The scheme was like ‘a buy one get two free’ offer. First, become the saviour of the doctors and give the government a bloody nose. Raila knows there isn’t a more potent image of resistance than a clenched fist in handcuffs. And when that fist belongs to a life-saver in an unblemished, white lab coat, it is game, set and match. These images painted the picture of a heavy-handed government, with its iron fist mercilessly pounding at the softest part of the country’s belly; the noble doctors.
Secondly, he made his colleagues in the Opposition look detached from the plight of ordinary Kenyans. Why didn’t ‘Raila the magnificent’ share the stage with Kalonzo Musyoka, Musalia Mudavadi and Moses Wetang’ula?

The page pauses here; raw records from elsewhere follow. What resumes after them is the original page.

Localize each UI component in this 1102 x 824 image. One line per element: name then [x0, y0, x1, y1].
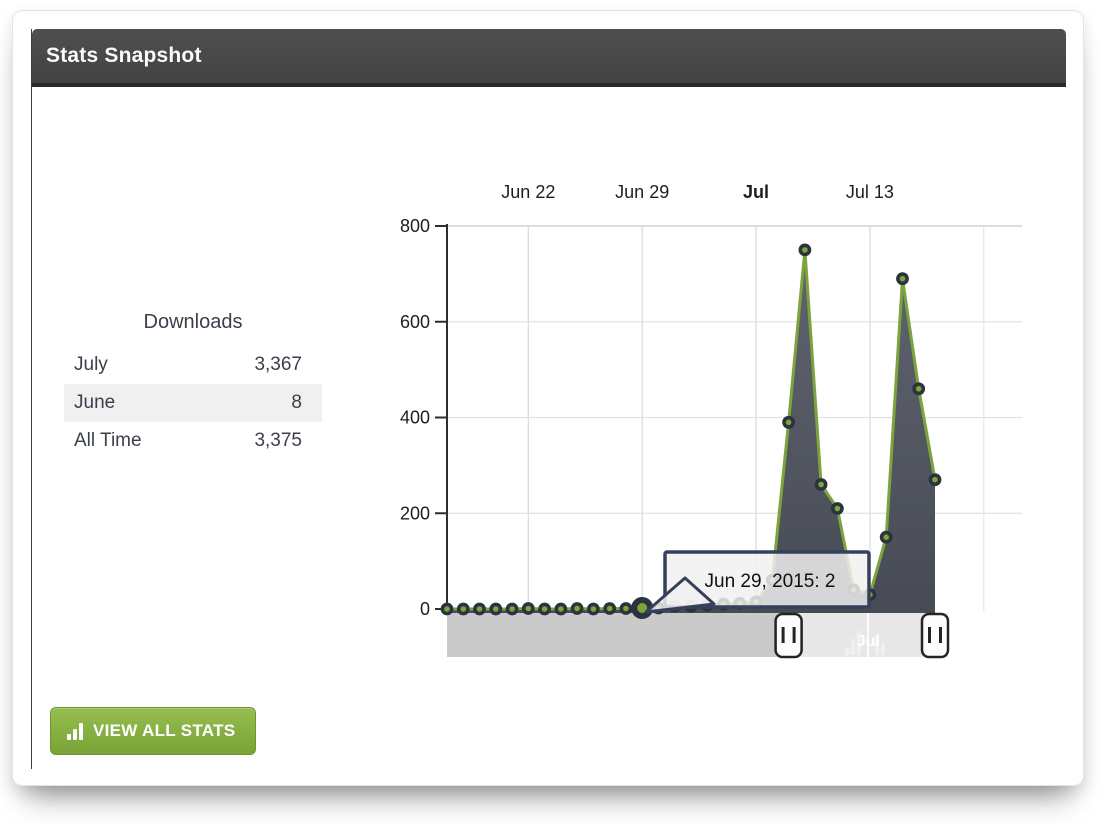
tooltip-pointer [644, 576, 716, 614]
slider-handle-right[interactable] [920, 612, 950, 659]
card-header: Stats Snapshot [32, 29, 1066, 87]
data-point[interactable] [440, 602, 454, 616]
x-tick-label: Jun 29 [615, 182, 669, 202]
grip-bars-icon [928, 627, 931, 643]
downloads-table-header: Downloads [143, 311, 243, 333]
data-point[interactable] [831, 502, 844, 515]
data-point[interactable] [521, 602, 535, 615]
data-point[interactable] [928, 473, 942, 487]
data-point[interactable] [456, 602, 470, 616]
view-all-stats-label: VIEW ALL STATS [93, 721, 236, 740]
data-point[interactable] [570, 602, 584, 615]
x-tick-label: Jul [743, 182, 769, 202]
grip-bars-icon [792, 627, 796, 643]
y-tick-label: 400 [400, 408, 430, 428]
row-value: 3,367 [254, 354, 302, 375]
grip-bars-icon [781, 627, 785, 643]
data-point[interactable] [505, 602, 519, 616]
data-point[interactable] [912, 382, 926, 396]
data-point[interactable] [554, 602, 568, 616]
table-row-june: June 8 [64, 384, 322, 422]
y-tick-label: 0 [420, 599, 430, 619]
mini-chart-bar [851, 639, 855, 655]
downloads-table: Downloads July 3,367 June 8 All Time 3,3… [64, 311, 322, 460]
data-point[interactable] [489, 602, 503, 616]
tooltip-text: Jun 29, 2015: 2 [705, 571, 836, 592]
row-value: 3,375 [254, 430, 302, 451]
row-label: July [74, 354, 108, 375]
slider-month-label: Jul [857, 633, 880, 650]
row-label: All Time [74, 430, 142, 451]
table-row-july: July 3,367 [64, 346, 322, 384]
data-point[interactable] [782, 415, 795, 429]
data-point[interactable] [603, 602, 617, 615]
area-fill [447, 249, 935, 615]
slider-track[interactable] [447, 613, 789, 657]
data-point[interactable] [619, 602, 633, 615]
mini-chart-bar [857, 631, 861, 655]
table-row-alltime: All Time 3,375 [64, 422, 322, 460]
data-point[interactable] [814, 478, 828, 491]
hovered-data-point[interactable] [631, 597, 654, 619]
data-point[interactable] [798, 243, 812, 257]
data-point[interactable] [538, 602, 551, 616]
bar-chart-icon [67, 722, 83, 740]
row-value: 8 [291, 392, 302, 413]
stats-snapshot-card: Stats Snapshot Downloads July 3,367 June… [31, 29, 1066, 769]
grip-bars-icon [939, 627, 942, 643]
mini-chart-bar [881, 643, 885, 655]
data-point[interactable] [879, 530, 893, 544]
mini-chart-bar [875, 635, 879, 655]
y-tick-label: 600 [400, 312, 430, 332]
x-tick-label: Jul 13 [846, 182, 894, 202]
x-tick-label: Jun 22 [501, 182, 555, 202]
data-point[interactable] [587, 602, 600, 616]
widget-frame: Stats Snapshot Downloads July 3,367 June… [12, 10, 1084, 786]
mini-chart-bar [845, 647, 849, 655]
y-tick-label: 200 [400, 503, 430, 523]
chart-area: 0 200 400 600 800 Jun 22 Jun 29 Jul Jul 13 Jul Jun… [362, 151, 1042, 699]
downloads-chart[interactable]: 0 200 400 600 800 Jun 22 Jun 29 Jul Jul 13 Jul Jun… [362, 151, 1042, 699]
data-point[interactable] [896, 272, 909, 286]
page-title: Stats Snapshot [46, 44, 202, 67]
y-tick-label: 800 [400, 216, 430, 236]
data-point[interactable] [473, 602, 486, 616]
slider-handle-left[interactable] [774, 612, 803, 659]
view-all-stats-button[interactable]: VIEW ALL STATS [50, 707, 257, 755]
row-label: June [74, 392, 116, 413]
chart-tooltip [663, 550, 871, 609]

In any event, Raila’s schemes would not work if Jubilee was awake. Things went as far as they did because what Jubilee does is indifferent and does not take Raila seriously. If they had Mzee Moi’s acumen, the strike would not have seen its second week, let alone the 70th day. Or is the government executing a scheme of their own? Why the lethargic reaction to an urgent situation? This doesn’t add up.

So I congratulate Raila. But in the back of my mind, I’m concerned for his career as a conjurer. Someday, his tricks may work against him, including the possibility that he could be falling for an elaborate trick laid out by government.

His audience is beginning to see through his political illusions. They now know how the magic works and they will boo the magician off the stage. Just like Raila was booed by chants of “No politics!” while addressing the doctors at Uhuru Park. The victims he is ‘saving’ saw through the political opportunism in an otherwise perfectly executed trick. A good magician must not underestimate the intelligence of his audience. The greatest magic trick, after all, is telling the truth when everyone expects you to lie.